McDonagh v Carmel Cent. Sch. Dist. |
2019 NY Slip Op 02334 |
Decided on March 27, 2019 |
Appellate Division, Second Department |
Published by New York State Law Reporting Bureau pursuant to Judiciary Law § 431. |
This opinion is uncorrected and subject to revision before publication in the Official Reports. |
Decided on March 27, 2019 SUPREME COURT OF THE STATE OF NEW YORK Appellate Division, Second Judicial Department
WILLIAM F. MASTRO, J.P.
COLLEEN D. DUFFY
HECTOR D. LASALLE
ANGELA G. IANNACCI, JJ.
2016-11575
(Index No. 442/12)
v
Carmel Central School District, respondent.
Raneri, Light & O'Dell, PLLC, White Plains, NY (Kevin D. O'Dell of counsel), for appellants.
Henderson & Brennan, White Plains, NY (Lauren J. Demase and Brian Henderson of counsel), for respondent.
DECISION & ORDER
In an action to recover damages for personal injuries, etc., the plaintiffs appeal from an order of the Supreme Court, Putnam County (Robert DiBella, J.), dated October 5, 2016. The order granted the defendant's motion for summary judgment dismissing the complaint.
ORDERED that the order is affirmed, with costs.
On March 30, 2011, an adult male committed suicide during school hours in a dugout on the softball field at Carmel High School.
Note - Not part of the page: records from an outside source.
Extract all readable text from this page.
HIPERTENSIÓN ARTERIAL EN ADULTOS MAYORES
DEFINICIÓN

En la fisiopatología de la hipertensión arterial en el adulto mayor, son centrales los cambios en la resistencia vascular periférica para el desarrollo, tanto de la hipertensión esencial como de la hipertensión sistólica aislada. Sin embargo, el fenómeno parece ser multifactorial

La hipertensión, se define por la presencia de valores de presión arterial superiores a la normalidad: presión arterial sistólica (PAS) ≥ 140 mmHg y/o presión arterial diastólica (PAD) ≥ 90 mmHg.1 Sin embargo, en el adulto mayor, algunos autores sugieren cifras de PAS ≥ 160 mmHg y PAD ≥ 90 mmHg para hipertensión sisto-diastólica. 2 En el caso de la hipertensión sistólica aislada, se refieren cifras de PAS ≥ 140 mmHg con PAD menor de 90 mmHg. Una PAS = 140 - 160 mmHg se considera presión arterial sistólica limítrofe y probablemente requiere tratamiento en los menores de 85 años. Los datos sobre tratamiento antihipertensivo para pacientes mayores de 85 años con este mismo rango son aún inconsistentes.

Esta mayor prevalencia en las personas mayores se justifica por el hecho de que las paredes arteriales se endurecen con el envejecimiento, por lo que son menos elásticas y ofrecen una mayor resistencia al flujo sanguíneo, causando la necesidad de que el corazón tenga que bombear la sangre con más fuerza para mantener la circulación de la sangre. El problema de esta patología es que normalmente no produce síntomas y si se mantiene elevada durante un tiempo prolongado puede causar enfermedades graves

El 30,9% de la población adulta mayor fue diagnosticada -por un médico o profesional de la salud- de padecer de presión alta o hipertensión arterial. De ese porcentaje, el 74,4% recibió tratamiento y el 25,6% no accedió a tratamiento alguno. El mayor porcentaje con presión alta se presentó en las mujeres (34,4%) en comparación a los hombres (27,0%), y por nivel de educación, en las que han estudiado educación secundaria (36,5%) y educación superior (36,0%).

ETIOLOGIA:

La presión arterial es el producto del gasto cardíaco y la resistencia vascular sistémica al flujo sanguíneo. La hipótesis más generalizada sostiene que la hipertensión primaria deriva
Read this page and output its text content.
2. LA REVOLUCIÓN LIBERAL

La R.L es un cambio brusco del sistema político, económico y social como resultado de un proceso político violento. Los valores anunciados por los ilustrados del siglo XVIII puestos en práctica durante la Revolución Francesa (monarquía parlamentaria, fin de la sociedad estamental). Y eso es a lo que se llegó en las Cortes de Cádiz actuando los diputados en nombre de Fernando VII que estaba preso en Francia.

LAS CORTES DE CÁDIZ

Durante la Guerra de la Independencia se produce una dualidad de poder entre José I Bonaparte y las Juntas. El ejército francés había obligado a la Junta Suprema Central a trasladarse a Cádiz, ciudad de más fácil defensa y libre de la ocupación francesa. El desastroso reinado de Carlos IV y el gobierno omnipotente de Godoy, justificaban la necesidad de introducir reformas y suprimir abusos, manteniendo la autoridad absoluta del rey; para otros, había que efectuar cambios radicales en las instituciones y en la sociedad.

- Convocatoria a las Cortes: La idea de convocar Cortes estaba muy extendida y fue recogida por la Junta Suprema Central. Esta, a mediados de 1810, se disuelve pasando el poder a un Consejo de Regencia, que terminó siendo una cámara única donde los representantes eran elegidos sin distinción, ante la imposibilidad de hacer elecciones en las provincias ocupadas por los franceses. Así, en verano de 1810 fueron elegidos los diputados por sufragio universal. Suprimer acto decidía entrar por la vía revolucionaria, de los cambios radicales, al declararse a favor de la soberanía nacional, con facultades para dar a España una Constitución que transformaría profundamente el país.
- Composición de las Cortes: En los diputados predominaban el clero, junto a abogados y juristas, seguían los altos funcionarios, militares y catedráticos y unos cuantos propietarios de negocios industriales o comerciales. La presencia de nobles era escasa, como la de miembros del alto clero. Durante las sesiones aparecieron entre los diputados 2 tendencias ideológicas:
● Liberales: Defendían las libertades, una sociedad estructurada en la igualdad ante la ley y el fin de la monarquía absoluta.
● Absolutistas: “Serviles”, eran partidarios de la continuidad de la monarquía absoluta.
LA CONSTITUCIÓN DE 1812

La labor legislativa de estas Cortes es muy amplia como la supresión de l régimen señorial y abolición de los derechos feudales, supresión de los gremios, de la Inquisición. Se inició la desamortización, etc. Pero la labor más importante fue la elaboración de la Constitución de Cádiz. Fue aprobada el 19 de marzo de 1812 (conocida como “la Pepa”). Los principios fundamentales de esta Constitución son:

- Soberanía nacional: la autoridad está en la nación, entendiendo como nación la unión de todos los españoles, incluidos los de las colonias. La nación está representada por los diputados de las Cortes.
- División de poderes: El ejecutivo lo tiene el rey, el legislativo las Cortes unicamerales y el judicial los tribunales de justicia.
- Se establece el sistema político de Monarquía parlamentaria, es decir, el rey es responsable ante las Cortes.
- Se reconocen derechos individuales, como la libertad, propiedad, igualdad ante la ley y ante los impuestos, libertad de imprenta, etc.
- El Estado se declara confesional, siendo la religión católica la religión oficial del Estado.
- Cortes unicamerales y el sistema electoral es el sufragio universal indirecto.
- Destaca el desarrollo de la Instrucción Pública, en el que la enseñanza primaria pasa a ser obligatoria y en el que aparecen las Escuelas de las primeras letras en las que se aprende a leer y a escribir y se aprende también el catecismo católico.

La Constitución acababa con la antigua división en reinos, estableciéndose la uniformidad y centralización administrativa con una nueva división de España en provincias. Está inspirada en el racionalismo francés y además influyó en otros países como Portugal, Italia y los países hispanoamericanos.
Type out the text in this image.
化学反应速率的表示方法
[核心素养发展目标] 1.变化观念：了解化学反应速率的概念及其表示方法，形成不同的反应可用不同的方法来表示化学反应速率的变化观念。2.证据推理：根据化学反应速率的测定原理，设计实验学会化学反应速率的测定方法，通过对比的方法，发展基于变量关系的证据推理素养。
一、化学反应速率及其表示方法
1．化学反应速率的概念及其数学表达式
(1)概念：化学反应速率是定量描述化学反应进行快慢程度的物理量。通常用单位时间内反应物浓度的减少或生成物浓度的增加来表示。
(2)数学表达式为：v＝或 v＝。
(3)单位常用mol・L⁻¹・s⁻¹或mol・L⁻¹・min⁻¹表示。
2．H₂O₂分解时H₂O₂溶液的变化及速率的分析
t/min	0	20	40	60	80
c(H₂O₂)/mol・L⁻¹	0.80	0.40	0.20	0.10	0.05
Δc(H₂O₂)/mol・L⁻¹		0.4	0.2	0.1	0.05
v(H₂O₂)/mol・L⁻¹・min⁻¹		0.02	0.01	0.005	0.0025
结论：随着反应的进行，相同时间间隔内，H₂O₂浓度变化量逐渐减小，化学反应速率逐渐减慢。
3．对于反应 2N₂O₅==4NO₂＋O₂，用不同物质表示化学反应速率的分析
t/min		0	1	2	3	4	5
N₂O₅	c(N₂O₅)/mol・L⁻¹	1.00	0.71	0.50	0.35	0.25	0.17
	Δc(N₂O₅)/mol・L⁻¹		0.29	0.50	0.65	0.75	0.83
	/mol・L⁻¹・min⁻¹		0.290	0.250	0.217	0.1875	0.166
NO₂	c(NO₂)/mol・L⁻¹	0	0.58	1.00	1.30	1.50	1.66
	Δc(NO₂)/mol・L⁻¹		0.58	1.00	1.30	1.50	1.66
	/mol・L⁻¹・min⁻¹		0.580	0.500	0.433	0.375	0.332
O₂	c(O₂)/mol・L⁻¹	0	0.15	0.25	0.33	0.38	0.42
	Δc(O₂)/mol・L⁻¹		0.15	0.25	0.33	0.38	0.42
His body was discovered by the infant plaintiff and other members of the varsity softball team at the beginning of practice. In February 2012, the infant plaintiff, and her parents suing derivatively, commenced this action against the defendant, the Carmel Central School District, to recover damages for the infant plaintiff's emotional distress and her parents' derivative losses. After the completion of discovery, the defendant moved for summary judgment dismissing the complaint. The Supreme Court granted the motion, and the plaintiffs appeal.
"A breach of the duty of care resulting directly in emotional harm is compensable even though no physical injury occurred when the mental injury is a direct, rather than a consequential, result of the breach and when the claim possesses some guarantee of genuineness" (Ornstein v New York City Health & Hosps. Corp., 10 NY3d 1, 6 [citations and internal quotation marks omitted]; see Kennedy v McKesson Co., 58 NY2d 500, 504; Ball v Miller, 164 AD3d 728, 730; Taggart v Costabile, 131 AD3d 243, 252). Here, the defendant established, prima facie, that the infant plaintiff's claimed emotional injuries did not directly result from its alleged negligent supervision and security, since the suicide was an unforeseeable act which severed the causal nexus (see Sawitsky v State of New York, 146 AD3d 914, 915; Maldari v Mount Pleasant Cent. Sch. Dist., 131 AD3d 1019, 1020; Weisbecker v West Islip Union Free Sch. Dist., 109 AD3d 657, 658-659). In opposition, the plaintiffs failed to raise a triable issue of fact.
Dismissal of the primary cause of action also necessitates dismissal of the derivative causes of action (see Klein v Metropolitan Child Servs., Inc., 100 AD3d 708, 711; Paisley v Coin Device Corp., 5 AD3d 748, 750).
Accordingly, we agree with the Supreme Court's granting of the defendant's motion for summary judgment dismissing the complaint.
MASTRO, J.P., DUFFY, LASALLE and IANNACCI, JJ., concur.